Bahkan, katanya, tasawuf falsafi, jika dipikirkan dengan pikiran yang lebih positif. Pemikiran para teosofi (sufi falsafi) ini bertujuan untuk lebih mengenal Allah lebih dekat. Hanya saja, dalam rangka mengenal Tuhan itu, mereka melakukan upaya-upaya tertentu untuk lebih mengenal penciptanya hingga pada batas-batas penyatuan dengan zat ilahiyah seperti dalam konsep wahdatu al-wujud dan wahdatu as-syuhud yang banyak ditentang oleh para sufi beraliran Sunni.
Sementara menurut Syafiq A. Mughni, jika mengaitkan tasawuf dengan tradisi di Muhammadiyah maka tasawuf itu sendiri identik dengan akhlak (tasawuf akhlaki), ihsan (berbuat baik), dan tazkiyatunnafs (meyucikan jiwa). Karena tasawuf banyak distigmatisasikan oleh sebagian kalangan Muhammadiyah mengandung TBC (tahayul, bid’ah, dan churafat), maka tasawuf dianggap sebagai doktrin yang “dilarang” dan sulit mendapatkan legitimasi di dalam Muhammadiyah secara formal.
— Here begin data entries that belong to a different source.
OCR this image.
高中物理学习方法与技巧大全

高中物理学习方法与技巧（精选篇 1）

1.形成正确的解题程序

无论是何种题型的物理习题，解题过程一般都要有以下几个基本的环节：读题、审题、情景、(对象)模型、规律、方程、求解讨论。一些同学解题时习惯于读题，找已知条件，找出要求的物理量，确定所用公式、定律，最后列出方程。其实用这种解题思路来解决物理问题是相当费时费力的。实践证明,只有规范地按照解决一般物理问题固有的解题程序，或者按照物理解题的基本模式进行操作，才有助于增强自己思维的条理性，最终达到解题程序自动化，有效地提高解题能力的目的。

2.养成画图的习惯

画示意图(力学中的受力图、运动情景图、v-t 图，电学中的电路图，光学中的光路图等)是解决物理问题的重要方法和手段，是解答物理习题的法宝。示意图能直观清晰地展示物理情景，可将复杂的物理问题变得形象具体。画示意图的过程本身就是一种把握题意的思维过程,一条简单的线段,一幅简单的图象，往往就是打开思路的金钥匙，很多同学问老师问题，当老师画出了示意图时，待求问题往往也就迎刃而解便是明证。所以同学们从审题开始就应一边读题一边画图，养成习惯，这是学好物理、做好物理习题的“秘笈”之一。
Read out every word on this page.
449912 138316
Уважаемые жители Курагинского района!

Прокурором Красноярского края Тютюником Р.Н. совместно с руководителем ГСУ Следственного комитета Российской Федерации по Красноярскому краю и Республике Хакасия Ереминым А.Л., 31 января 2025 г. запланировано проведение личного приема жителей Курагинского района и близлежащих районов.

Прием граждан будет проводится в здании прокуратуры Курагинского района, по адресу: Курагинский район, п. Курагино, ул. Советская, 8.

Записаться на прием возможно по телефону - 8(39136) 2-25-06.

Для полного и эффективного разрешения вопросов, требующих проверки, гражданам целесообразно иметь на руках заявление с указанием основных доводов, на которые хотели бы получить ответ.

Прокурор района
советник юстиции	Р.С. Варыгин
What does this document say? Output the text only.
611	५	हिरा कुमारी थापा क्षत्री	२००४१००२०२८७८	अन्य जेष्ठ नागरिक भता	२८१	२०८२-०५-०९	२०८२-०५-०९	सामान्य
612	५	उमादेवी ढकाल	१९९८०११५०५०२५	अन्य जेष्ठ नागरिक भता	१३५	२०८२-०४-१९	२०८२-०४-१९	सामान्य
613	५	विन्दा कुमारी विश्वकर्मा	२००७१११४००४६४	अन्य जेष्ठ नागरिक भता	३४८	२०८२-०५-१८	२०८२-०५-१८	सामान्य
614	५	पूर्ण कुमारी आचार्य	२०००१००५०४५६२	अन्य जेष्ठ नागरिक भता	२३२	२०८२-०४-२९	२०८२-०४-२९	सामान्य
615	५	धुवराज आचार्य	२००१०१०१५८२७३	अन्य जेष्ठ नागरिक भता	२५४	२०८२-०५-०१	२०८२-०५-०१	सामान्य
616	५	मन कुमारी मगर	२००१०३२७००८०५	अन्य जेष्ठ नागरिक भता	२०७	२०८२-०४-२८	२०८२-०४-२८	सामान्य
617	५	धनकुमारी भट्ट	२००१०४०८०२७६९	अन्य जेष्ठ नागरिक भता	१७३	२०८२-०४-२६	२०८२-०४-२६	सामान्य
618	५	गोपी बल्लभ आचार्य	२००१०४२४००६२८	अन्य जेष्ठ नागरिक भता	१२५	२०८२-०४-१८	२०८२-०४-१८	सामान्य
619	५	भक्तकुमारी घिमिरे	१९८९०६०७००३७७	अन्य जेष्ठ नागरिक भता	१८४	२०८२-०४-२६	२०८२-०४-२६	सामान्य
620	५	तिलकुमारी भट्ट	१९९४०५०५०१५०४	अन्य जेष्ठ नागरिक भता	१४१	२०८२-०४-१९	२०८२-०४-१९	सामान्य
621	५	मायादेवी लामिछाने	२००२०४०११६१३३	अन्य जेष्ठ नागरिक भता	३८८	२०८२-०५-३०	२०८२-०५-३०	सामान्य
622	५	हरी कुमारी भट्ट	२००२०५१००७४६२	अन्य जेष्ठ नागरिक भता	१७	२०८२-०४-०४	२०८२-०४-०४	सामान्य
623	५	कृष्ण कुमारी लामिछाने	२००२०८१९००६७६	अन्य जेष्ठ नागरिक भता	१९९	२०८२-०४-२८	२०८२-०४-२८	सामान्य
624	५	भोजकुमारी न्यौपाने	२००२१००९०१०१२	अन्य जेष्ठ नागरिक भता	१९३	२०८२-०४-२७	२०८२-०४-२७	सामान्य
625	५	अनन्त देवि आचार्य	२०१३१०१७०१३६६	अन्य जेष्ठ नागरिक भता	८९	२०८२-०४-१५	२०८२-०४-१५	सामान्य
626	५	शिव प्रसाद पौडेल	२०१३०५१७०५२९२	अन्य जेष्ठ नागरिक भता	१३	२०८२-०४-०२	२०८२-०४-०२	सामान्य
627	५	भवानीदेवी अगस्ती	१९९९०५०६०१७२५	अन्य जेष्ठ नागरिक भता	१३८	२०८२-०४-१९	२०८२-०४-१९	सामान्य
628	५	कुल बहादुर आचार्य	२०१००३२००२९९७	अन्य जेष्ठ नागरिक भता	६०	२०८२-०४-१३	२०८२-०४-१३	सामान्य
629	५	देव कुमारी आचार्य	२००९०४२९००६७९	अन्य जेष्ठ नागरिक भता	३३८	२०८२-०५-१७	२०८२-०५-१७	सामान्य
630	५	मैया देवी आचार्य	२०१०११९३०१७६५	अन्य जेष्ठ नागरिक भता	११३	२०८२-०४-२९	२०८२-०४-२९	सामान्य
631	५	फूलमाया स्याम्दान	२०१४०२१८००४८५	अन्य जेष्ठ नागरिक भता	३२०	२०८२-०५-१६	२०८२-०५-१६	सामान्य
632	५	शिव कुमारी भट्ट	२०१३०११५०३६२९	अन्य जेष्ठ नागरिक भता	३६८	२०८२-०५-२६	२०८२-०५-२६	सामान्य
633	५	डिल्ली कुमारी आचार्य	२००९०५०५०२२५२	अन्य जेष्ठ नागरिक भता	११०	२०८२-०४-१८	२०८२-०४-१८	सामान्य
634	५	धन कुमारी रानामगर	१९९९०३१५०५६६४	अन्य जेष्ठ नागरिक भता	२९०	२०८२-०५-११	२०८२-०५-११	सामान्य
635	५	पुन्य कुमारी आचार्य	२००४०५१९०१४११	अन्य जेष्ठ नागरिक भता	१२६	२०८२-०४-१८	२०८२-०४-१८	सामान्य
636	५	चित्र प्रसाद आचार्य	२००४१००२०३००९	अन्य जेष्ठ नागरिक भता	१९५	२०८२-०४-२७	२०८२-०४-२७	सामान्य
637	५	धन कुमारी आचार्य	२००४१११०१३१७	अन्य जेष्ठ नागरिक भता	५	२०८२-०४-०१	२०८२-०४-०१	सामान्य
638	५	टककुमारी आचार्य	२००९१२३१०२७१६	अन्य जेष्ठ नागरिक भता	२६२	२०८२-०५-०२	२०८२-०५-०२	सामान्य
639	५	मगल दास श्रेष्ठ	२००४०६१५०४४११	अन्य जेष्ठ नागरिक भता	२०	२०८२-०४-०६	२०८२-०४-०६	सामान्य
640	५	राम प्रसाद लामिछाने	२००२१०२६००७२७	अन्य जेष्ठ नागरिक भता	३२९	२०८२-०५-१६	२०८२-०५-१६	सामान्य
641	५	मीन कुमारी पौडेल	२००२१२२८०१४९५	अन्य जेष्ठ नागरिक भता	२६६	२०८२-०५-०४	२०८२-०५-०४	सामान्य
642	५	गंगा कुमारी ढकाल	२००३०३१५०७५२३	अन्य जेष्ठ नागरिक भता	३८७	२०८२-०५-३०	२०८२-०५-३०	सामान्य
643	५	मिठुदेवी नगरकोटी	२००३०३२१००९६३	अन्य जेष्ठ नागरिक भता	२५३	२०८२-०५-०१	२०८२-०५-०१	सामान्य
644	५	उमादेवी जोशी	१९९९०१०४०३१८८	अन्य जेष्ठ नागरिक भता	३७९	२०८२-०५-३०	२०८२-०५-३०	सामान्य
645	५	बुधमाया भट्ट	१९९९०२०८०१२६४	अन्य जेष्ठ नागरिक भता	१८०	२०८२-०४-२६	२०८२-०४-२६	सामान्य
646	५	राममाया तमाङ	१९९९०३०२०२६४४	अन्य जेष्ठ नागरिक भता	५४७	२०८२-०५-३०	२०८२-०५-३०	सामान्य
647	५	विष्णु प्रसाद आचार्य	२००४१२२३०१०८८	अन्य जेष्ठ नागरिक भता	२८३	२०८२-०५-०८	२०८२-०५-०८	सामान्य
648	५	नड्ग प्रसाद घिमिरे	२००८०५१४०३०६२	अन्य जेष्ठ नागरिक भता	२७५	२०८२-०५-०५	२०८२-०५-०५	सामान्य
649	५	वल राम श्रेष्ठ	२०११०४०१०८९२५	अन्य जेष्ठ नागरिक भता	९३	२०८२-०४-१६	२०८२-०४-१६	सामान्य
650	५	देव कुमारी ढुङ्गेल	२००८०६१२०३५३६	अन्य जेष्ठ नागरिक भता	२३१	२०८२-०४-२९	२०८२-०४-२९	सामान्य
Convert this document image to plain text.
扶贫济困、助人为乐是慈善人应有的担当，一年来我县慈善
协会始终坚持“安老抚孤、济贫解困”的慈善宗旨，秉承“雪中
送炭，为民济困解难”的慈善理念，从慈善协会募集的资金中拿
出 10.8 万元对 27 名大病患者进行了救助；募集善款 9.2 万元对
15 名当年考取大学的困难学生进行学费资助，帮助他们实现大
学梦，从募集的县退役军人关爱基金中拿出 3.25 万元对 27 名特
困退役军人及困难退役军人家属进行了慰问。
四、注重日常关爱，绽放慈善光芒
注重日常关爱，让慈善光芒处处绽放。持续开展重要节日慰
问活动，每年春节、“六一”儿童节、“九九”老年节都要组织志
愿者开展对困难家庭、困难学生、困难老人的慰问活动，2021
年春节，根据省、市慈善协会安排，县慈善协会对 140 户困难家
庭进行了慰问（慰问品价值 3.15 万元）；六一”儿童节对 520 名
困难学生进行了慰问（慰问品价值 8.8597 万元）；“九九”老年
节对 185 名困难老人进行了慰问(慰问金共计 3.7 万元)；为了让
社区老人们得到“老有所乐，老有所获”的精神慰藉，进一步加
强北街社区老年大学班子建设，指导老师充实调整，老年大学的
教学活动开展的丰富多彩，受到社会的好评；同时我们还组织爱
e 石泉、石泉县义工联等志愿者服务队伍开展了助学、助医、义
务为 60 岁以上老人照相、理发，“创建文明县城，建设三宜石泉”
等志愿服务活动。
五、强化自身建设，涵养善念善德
Seandainya tidak ada itu, kata Mughni, maka tasawuf akan diterima dengan baik di Muhammadiyah.
***
Tak hanya itu, berbagai macam penelitian yang mengaitkan Muhammadiyah dengan doktrin tasawuf pun sudah banyak dilakukan, beberapa di antaranya; disertasi Prof. Masyitoh Chusnan di UIN Jakarta, yang melirik kesufian AR Fakhruddin sebagai sosok Ketua Umum Pimpinan Pusat Muhammadiyah (1968-1990). Penelitian Dr. Khozin “Sufi Tanpa Tarekat” yang menyebut karakteristik tasawuf Muhammadiyah sebagai “Tasawuf Akhlak Transformatif” yang pada intinya, berorientasi pada semangat spiritualitas sang pendiri Muhammadiyah yaitu KH. Ahmad Dahlan, dan berbagai penelitian-penelitian lainnya.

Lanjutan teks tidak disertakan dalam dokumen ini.